We are now down to the wire… and guess what?
We can now get really excited about not just leaving our homes but heading out beyond the metro area!
From these areas, there’s some amazing attractions… some of which aren’t even on the ground.
Like the Valley of the Giants Treetop Walk in Walpole.
Get a bird’s eye view of some of the tallest timber trees on the planet.
The first of its kind, the trail is 40 metres off the ground as it meanders through the treetops for 600 metres.
Or the Granite Skywalk in the heart of the Porongurup National Park
The granite outcrop of Castle Rock is a lazy 1,100 million years old and you can walk its 670 metre peak to take in the exhilarating view from the suspended Granite Skywalk trail, which is roughly 3 kilometres long and, in some places, it’s not exactly a walk in the park, they reckon you should allow a couple of hours to complete the steep 3 kilometre return walk.
In more bridge-y attractions, you can head back to Albany and cop a breathtaking eyeful of The Gap.

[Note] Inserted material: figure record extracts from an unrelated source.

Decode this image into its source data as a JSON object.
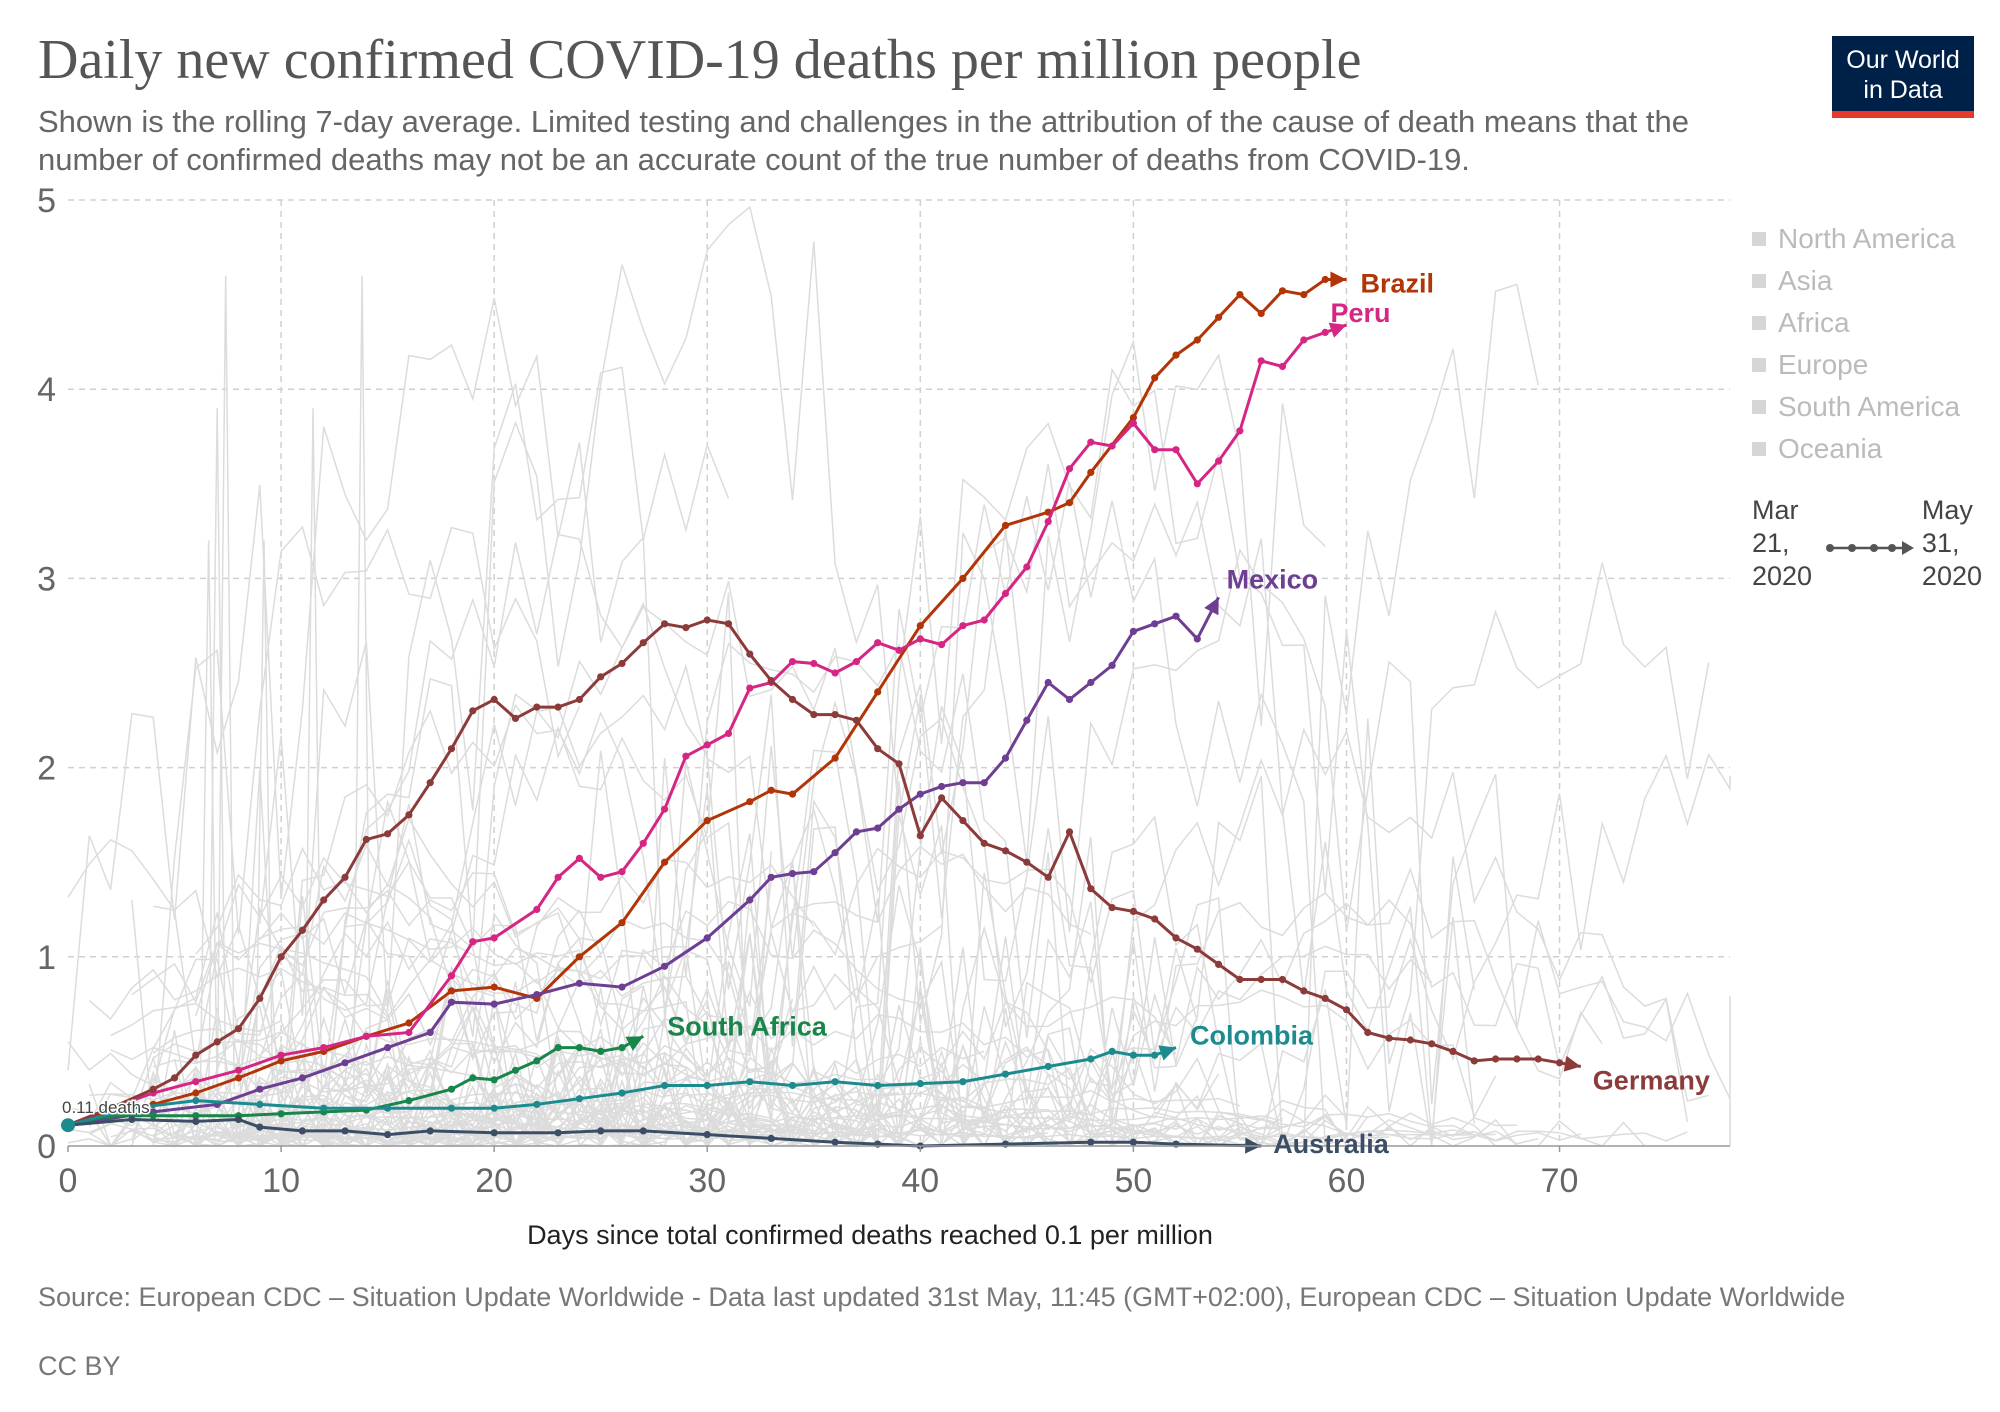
{
  "header": {
    "title": "Daily new confirmed COVID-19 deaths per million people",
    "subtitle": "Shown is the rolling 7-day average. Limited testing and challenges in the attribution of the cause of death means that the number of confirmed deaths may not be an accurate count of the true number of deaths from COVID-19.",
    "logo_line1": "Our World",
    "logo_line2": "in Data"
  },
  "legend": {
    "regions": [
      "North America",
      "Asia",
      "Africa",
      "Europe",
      "South America",
      "Oceania"
    ]
  },
  "timeline": {
    "start_month": "Mar",
    "start_day": "21,",
    "start_year": "2020",
    "end_month": "May",
    "end_day": "31,",
    "end_year": "2020"
  },
  "footer": {
    "source": "Source: European CDC – Situation Update Worldwide - Data last updated 31st May, 11:45 (GMT+02:00), European CDC – Situation Update Worldwide",
    "license": "CC BY"
  },
  "chart_data": {
    "type": "line",
    "title": "Daily new confirmed COVID-19 deaths per million people",
    "xlabel": "Days since total confirmed deaths reached 0.1 per million",
    "ylabel": "",
    "xlim": [
      0,
      78
    ],
    "ylim": [
      0,
      5
    ],
    "xticks": [
      0,
      10,
      20,
      30,
      40,
      50,
      60,
      70
    ],
    "yticks": [
      0,
      1,
      2,
      3,
      4,
      5
    ],
    "grid": true,
    "start_annotation": "0.11 deaths",
    "series": [
      {
        "name": "Brazil",
        "color": "#b13507",
        "points": [
          [
            0,
            0.11
          ],
          [
            2,
            0.18
          ],
          [
            4,
            0.22
          ],
          [
            6,
            0.28
          ],
          [
            8,
            0.36
          ],
          [
            10,
            0.45
          ],
          [
            12,
            0.5
          ],
          [
            14,
            0.58
          ],
          [
            16,
            0.65
          ],
          [
            18,
            0.82
          ],
          [
            20,
            0.84
          ],
          [
            22,
            0.78
          ],
          [
            24,
            1.0
          ],
          [
            26,
            1.18
          ],
          [
            28,
            1.5
          ],
          [
            30,
            1.72
          ],
          [
            32,
            1.82
          ],
          [
            33,
            1.88
          ],
          [
            34,
            1.86
          ],
          [
            36,
            2.05
          ],
          [
            38,
            2.4
          ],
          [
            40,
            2.75
          ],
          [
            42,
            3.0
          ],
          [
            44,
            3.28
          ],
          [
            46,
            3.35
          ],
          [
            47,
            3.4
          ],
          [
            48,
            3.56
          ],
          [
            50,
            3.85
          ],
          [
            51,
            4.06
          ],
          [
            52,
            4.18
          ],
          [
            53,
            4.26
          ],
          [
            54,
            4.38
          ],
          [
            55,
            4.5
          ],
          [
            56,
            4.4
          ],
          [
            57,
            4.52
          ],
          [
            58,
            4.5
          ],
          [
            59,
            4.58
          ],
          [
            60,
            4.58
          ]
        ]
      },
      {
        "name": "Peru",
        "color": "#d62684",
        "points": [
          [
            0,
            0.11
          ],
          [
            2,
            0.2
          ],
          [
            4,
            0.28
          ],
          [
            6,
            0.34
          ],
          [
            8,
            0.4
          ],
          [
            10,
            0.48
          ],
          [
            12,
            0.52
          ],
          [
            14,
            0.58
          ],
          [
            16,
            0.6
          ],
          [
            18,
            0.9
          ],
          [
            19,
            1.08
          ],
          [
            20,
            1.1
          ],
          [
            22,
            1.25
          ],
          [
            23,
            1.42
          ],
          [
            24,
            1.52
          ],
          [
            25,
            1.42
          ],
          [
            26,
            1.45
          ],
          [
            27,
            1.6
          ],
          [
            28,
            1.78
          ],
          [
            29,
            2.06
          ],
          [
            30,
            2.12
          ],
          [
            31,
            2.18
          ],
          [
            32,
            2.42
          ],
          [
            33,
            2.45
          ],
          [
            34,
            2.56
          ],
          [
            35,
            2.55
          ],
          [
            36,
            2.5
          ],
          [
            37,
            2.56
          ],
          [
            38,
            2.66
          ],
          [
            39,
            2.62
          ],
          [
            40,
            2.68
          ],
          [
            41,
            2.65
          ],
          [
            42,
            2.75
          ],
          [
            43,
            2.78
          ],
          [
            44,
            2.92
          ],
          [
            45,
            3.06
          ],
          [
            46,
            3.3
          ],
          [
            47,
            3.58
          ],
          [
            48,
            3.72
          ],
          [
            49,
            3.7
          ],
          [
            50,
            3.82
          ],
          [
            51,
            3.68
          ],
          [
            52,
            3.68
          ],
          [
            53,
            3.5
          ],
          [
            54,
            3.62
          ],
          [
            55,
            3.78
          ],
          [
            56,
            4.15
          ],
          [
            57,
            4.12
          ],
          [
            58,
            4.26
          ],
          [
            59,
            4.3
          ],
          [
            60,
            4.34
          ]
        ]
      },
      {
        "name": "Mexico",
        "color": "#6d3e91",
        "points": [
          [
            0,
            0.11
          ],
          [
            4,
            0.18
          ],
          [
            7,
            0.22
          ],
          [
            9,
            0.3
          ],
          [
            11,
            0.36
          ],
          [
            13,
            0.44
          ],
          [
            15,
            0.52
          ],
          [
            17,
            0.6
          ],
          [
            18,
            0.76
          ],
          [
            20,
            0.75
          ],
          [
            22,
            0.8
          ],
          [
            24,
            0.86
          ],
          [
            26,
            0.84
          ],
          [
            28,
            0.95
          ],
          [
            30,
            1.1
          ],
          [
            32,
            1.3
          ],
          [
            33,
            1.42
          ],
          [
            34,
            1.44
          ],
          [
            35,
            1.45
          ],
          [
            36,
            1.55
          ],
          [
            37,
            1.66
          ],
          [
            38,
            1.68
          ],
          [
            39,
            1.78
          ],
          [
            40,
            1.86
          ],
          [
            41,
            1.9
          ],
          [
            42,
            1.92
          ],
          [
            43,
            1.92
          ],
          [
            44,
            2.05
          ],
          [
            45,
            2.25
          ],
          [
            46,
            2.45
          ],
          [
            47,
            2.36
          ],
          [
            48,
            2.45
          ],
          [
            49,
            2.54
          ],
          [
            50,
            2.72
          ],
          [
            51,
            2.76
          ],
          [
            52,
            2.8
          ],
          [
            53,
            2.68
          ],
          [
            54,
            2.9
          ]
        ]
      },
      {
        "name": "Germany",
        "color": "#8c3b3b",
        "points": [
          [
            0,
            0.11
          ],
          [
            2,
            0.2
          ],
          [
            4,
            0.3
          ],
          [
            5,
            0.36
          ],
          [
            6,
            0.48
          ],
          [
            7,
            0.55
          ],
          [
            8,
            0.62
          ],
          [
            9,
            0.78
          ],
          [
            10,
            1.0
          ],
          [
            11,
            1.14
          ],
          [
            12,
            1.3
          ],
          [
            13,
            1.42
          ],
          [
            14,
            1.62
          ],
          [
            15,
            1.65
          ],
          [
            16,
            1.75
          ],
          [
            17,
            1.92
          ],
          [
            18,
            2.1
          ],
          [
            19,
            2.3
          ],
          [
            20,
            2.36
          ],
          [
            21,
            2.26
          ],
          [
            22,
            2.32
          ],
          [
            23,
            2.32
          ],
          [
            24,
            2.36
          ],
          [
            25,
            2.48
          ],
          [
            26,
            2.55
          ],
          [
            27,
            2.66
          ],
          [
            28,
            2.76
          ],
          [
            29,
            2.74
          ],
          [
            30,
            2.78
          ],
          [
            31,
            2.76
          ],
          [
            32,
            2.6
          ],
          [
            33,
            2.46
          ],
          [
            34,
            2.36
          ],
          [
            35,
            2.28
          ],
          [
            36,
            2.28
          ],
          [
            37,
            2.25
          ],
          [
            38,
            2.1
          ],
          [
            39,
            2.02
          ],
          [
            40,
            1.64
          ],
          [
            41,
            1.84
          ],
          [
            42,
            1.72
          ],
          [
            43,
            1.6
          ],
          [
            44,
            1.56
          ],
          [
            45,
            1.5
          ],
          [
            46,
            1.42
          ],
          [
            47,
            1.66
          ],
          [
            48,
            1.36
          ],
          [
            49,
            1.26
          ],
          [
            50,
            1.24
          ],
          [
            51,
            1.2
          ],
          [
            52,
            1.1
          ],
          [
            53,
            1.04
          ],
          [
            54,
            0.96
          ],
          [
            55,
            0.88
          ],
          [
            56,
            0.88
          ],
          [
            57,
            0.88
          ],
          [
            58,
            0.82
          ],
          [
            59,
            0.78
          ],
          [
            60,
            0.72
          ],
          [
            61,
            0.6
          ],
          [
            62,
            0.57
          ],
          [
            63,
            0.56
          ],
          [
            64,
            0.54
          ],
          [
            65,
            0.5
          ],
          [
            66,
            0.45
          ],
          [
            67,
            0.46
          ],
          [
            68,
            0.46
          ],
          [
            69,
            0.46
          ],
          [
            70,
            0.44
          ],
          [
            71,
            0.42
          ]
        ]
      },
      {
        "name": "South Africa",
        "color": "#18864b",
        "points": [
          [
            0,
            0.11
          ],
          [
            2,
            0.16
          ],
          [
            4,
            0.16
          ],
          [
            6,
            0.16
          ],
          [
            8,
            0.16
          ],
          [
            10,
            0.17
          ],
          [
            12,
            0.18
          ],
          [
            14,
            0.19
          ],
          [
            16,
            0.24
          ],
          [
            18,
            0.3
          ],
          [
            19,
            0.36
          ],
          [
            20,
            0.35
          ],
          [
            21,
            0.4
          ],
          [
            22,
            0.45
          ],
          [
            23,
            0.52
          ],
          [
            24,
            0.52
          ],
          [
            25,
            0.5
          ],
          [
            26,
            0.52
          ],
          [
            27,
            0.58
          ]
        ]
      },
      {
        "name": "Colombia",
        "color": "#1d8b8e",
        "points": [
          [
            0,
            0.11
          ],
          [
            3,
            0.2
          ],
          [
            6,
            0.24
          ],
          [
            9,
            0.22
          ],
          [
            12,
            0.2
          ],
          [
            15,
            0.2
          ],
          [
            18,
            0.2
          ],
          [
            20,
            0.2
          ],
          [
            22,
            0.22
          ],
          [
            24,
            0.25
          ],
          [
            26,
            0.28
          ],
          [
            28,
            0.32
          ],
          [
            30,
            0.32
          ],
          [
            32,
            0.34
          ],
          [
            34,
            0.32
          ],
          [
            36,
            0.34
          ],
          [
            38,
            0.32
          ],
          [
            40,
            0.33
          ],
          [
            42,
            0.34
          ],
          [
            44,
            0.38
          ],
          [
            46,
            0.42
          ],
          [
            48,
            0.46
          ],
          [
            49,
            0.5
          ],
          [
            50,
            0.48
          ],
          [
            51,
            0.48
          ],
          [
            52,
            0.52
          ]
        ]
      },
      {
        "name": "Australia",
        "color": "#3c4e66",
        "points": [
          [
            0,
            0.11
          ],
          [
            3,
            0.14
          ],
          [
            6,
            0.13
          ],
          [
            8,
            0.14
          ],
          [
            9,
            0.1
          ],
          [
            11,
            0.08
          ],
          [
            13,
            0.08
          ],
          [
            15,
            0.06
          ],
          [
            17,
            0.08
          ],
          [
            20,
            0.07
          ],
          [
            23,
            0.07
          ],
          [
            25,
            0.08
          ],
          [
            27,
            0.08
          ],
          [
            30,
            0.06
          ],
          [
            33,
            0.04
          ],
          [
            36,
            0.02
          ],
          [
            38,
            0.01
          ],
          [
            40,
            0.0
          ],
          [
            44,
            0.01
          ],
          [
            48,
            0.02
          ],
          [
            50,
            0.02
          ],
          [
            52,
            0.01
          ],
          [
            56,
            0.0
          ]
        ]
      }
    ]
  }
}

This platform is a heart-stopping 40 metres directly above the ocean – which can change from gentle and mesmerising to the rush of an absolutely surging sea.
Thing is, down this end of WA there are some attractions that aren’t on the ground but in the ground…
Like the Jewel Cave along Caves Road, which is one of the world’s most spectacular tourist caves.
It has three massive chambers but, get this, one of the most mind-blowing things is this one hollow crystal tube the diameter of just a single water droplet, it grows down into the cave darkness for almost five-and-a-half metres, reaching longer than any other in all the show caves in Australia.
Another natural time capsule is the Mammoth Cave… I mean, it ain’t called that for nothing… below is just the opening chamber.
Over 10,000 fossils had at one time accumulated inside the cave – including some giant animals called Australian Megafauna that became extinct around 46,000 years ago.
Embedded in one of the cave walls is a ‘zygomaturus’ jawbone which is about 50,000 year old. Crazy stuff.
Then there’s Ngilgi Cave, previously known as Yallingup Cave, which is perfect for the more adventurous.
Led by qualified guides, you can crawl, climb and navigate your way through some of the most spectacular parts of this cave that’s not normally seen by the public – we’re talking 45 metres below the earth’s surface.